The Grim Sleeper, written by Robert Nathan (Law & Order) and Teena Booth (The Drew Peterson Story), is inspired by the true stories of the victims and survivor of the alleged serial killer dubbed the “Grim Sleeper” — referring to the apparent 14-year hiatus between his alleged murders. He targeted women in the Los Angeles area between 1985-2009. The plot will center on LA Weekly investigative reporter Christine Pelisek (Walker), who broke the story of the serial killer and coined the nickname. LAPD had quietly formed a seven-detective task force after the 2007 murder of Janecia Peters was linked through DNA analysis to a dozen unsolved murders in the 1980s and the 2000s, but the public was left unaware of the existence of a serial killer until Pelisek’s story. She also did an extensive interview with Enietra “Margette” Washington (Gray), the only known surviving victim of the Grim Sleeper, who provided a detailed account of the killer and his MO. It was Pelisek’s work, with support from the relatives of the victims, that put pressure on the LAPD to make the case a priority. Hudson and O’Neill will play police officers investigating the case with Pelisek. A suspect, Lonnie David Franklin, was arrested in 2010, some 25 years after the first murder, using a novel approach called “familial DNA,” with DNA from the serial killer’s victims ran against the California prison population, getting a familial match to a young man. After a lengthy surveillance operation on the man’s father, DNA on a pizza discarded by him proved a perfect match. Three years later, Franklin is yet to stand trial, with the case going through a number of delays, most recently his defense attorney’s request this week to photograph all 900 pieces of evidence in the case.

The Grim Sleeper is executive produced by longform veteran Michael Jaffe and Joe Pichirallo, chair of the undergraduate film and TV department at NYU’s Tisch School of the Arts, former executive at Searchlight and Focus Features and originally a reporter for The Washington Post.
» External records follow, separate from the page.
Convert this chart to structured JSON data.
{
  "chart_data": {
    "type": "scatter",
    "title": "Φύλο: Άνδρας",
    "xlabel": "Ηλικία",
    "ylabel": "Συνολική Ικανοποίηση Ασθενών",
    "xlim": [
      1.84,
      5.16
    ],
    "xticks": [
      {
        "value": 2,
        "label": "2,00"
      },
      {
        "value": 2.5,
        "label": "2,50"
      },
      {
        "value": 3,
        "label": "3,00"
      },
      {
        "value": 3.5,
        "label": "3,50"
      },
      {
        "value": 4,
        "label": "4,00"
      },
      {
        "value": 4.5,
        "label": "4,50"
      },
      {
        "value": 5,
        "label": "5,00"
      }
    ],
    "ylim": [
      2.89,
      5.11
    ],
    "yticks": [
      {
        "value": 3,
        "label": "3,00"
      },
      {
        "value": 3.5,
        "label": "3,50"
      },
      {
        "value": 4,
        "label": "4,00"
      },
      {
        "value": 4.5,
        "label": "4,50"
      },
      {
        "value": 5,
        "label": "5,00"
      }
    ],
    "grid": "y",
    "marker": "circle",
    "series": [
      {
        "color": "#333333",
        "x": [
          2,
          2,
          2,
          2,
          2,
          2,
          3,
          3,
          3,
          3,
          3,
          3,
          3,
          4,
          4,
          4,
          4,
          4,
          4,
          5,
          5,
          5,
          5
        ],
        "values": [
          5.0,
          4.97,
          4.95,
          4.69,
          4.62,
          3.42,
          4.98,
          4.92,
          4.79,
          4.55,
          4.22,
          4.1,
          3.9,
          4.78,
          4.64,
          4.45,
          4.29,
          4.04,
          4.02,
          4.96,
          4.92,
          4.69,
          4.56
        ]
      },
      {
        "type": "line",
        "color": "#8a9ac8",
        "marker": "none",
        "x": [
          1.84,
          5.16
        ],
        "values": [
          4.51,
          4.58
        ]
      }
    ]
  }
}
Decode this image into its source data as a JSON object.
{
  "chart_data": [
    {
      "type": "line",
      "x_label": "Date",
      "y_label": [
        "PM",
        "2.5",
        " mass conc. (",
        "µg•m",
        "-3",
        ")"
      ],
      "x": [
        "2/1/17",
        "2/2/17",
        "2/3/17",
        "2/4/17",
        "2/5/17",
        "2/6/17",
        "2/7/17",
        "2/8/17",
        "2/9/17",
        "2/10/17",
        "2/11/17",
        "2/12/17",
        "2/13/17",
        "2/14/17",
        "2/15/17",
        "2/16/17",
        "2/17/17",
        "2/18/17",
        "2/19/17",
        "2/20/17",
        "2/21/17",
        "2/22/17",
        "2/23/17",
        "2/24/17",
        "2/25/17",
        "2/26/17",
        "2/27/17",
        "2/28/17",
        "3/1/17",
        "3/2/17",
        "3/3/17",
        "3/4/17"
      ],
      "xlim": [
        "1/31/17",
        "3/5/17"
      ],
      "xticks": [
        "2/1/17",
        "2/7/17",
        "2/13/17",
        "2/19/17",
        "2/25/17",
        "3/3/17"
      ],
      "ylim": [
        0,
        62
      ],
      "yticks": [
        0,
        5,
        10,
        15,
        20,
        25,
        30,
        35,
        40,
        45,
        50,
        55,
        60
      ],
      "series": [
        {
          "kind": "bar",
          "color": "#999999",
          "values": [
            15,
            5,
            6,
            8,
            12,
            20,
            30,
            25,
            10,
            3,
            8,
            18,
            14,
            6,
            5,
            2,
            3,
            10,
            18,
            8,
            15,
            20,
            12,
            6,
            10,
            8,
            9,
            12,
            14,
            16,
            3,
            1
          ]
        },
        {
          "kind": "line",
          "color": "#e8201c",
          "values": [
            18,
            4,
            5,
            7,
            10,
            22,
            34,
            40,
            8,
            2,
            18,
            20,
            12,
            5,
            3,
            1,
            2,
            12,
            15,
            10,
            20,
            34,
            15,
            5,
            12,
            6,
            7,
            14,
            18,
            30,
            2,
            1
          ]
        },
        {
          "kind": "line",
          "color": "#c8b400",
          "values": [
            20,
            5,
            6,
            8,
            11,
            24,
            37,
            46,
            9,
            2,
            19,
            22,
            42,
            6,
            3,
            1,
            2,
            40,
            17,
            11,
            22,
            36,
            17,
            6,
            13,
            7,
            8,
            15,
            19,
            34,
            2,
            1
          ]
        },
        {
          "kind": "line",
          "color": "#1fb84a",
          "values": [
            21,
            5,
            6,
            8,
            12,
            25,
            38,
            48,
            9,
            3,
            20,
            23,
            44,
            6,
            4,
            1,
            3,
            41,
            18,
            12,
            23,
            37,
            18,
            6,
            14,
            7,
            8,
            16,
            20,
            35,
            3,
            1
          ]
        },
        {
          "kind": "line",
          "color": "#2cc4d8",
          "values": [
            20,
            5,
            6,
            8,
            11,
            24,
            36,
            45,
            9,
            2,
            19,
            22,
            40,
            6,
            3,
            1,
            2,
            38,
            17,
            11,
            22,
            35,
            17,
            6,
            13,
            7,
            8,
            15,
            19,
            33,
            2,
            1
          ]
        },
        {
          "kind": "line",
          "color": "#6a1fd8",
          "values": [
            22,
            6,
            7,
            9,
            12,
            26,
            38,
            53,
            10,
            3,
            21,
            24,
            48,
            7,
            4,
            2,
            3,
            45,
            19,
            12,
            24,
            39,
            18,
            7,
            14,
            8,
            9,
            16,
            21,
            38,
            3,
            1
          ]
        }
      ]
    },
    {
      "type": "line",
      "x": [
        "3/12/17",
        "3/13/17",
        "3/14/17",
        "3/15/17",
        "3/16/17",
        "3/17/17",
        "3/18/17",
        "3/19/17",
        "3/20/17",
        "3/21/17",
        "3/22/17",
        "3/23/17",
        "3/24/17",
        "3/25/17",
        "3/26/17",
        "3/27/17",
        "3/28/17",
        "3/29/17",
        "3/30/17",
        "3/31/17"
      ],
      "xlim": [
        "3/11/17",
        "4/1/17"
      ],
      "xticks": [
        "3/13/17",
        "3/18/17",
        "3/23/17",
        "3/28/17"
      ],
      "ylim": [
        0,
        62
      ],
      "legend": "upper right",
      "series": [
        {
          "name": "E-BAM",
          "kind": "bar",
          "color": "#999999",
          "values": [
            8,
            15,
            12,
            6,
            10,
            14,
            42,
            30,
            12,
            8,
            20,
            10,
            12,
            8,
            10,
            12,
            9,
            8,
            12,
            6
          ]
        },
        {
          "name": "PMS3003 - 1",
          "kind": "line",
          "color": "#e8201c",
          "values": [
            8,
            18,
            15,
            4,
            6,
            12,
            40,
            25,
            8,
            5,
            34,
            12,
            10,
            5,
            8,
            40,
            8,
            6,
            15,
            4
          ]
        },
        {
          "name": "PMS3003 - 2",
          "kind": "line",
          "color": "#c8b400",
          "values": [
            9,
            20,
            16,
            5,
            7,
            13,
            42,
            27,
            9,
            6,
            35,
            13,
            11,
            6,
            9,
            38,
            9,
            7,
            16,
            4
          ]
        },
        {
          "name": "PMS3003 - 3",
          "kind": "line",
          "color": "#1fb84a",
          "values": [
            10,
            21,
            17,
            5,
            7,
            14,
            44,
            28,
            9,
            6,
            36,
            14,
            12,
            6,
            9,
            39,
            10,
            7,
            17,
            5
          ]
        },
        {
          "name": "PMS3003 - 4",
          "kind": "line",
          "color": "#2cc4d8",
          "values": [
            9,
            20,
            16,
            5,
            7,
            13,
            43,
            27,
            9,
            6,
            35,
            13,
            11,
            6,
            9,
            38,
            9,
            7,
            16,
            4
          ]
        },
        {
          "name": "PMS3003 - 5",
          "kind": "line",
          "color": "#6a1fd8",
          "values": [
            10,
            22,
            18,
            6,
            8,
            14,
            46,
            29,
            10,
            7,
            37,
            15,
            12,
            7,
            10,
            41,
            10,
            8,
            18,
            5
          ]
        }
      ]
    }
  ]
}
Richard Bullock and Christian Bruyere will serve as producers. The deal comes on the heels of Lifetime greenlighting another movie about a serial killer, Keith Hunter Jesperson, known as the “Happy Face Killer,” who is being played by David Arquette. Lifetime has had success with movies about accused/convicted killers like The Craiglist Killer, The Drew Peterson Story and Amanda Knox: Murder On Trial In Italy.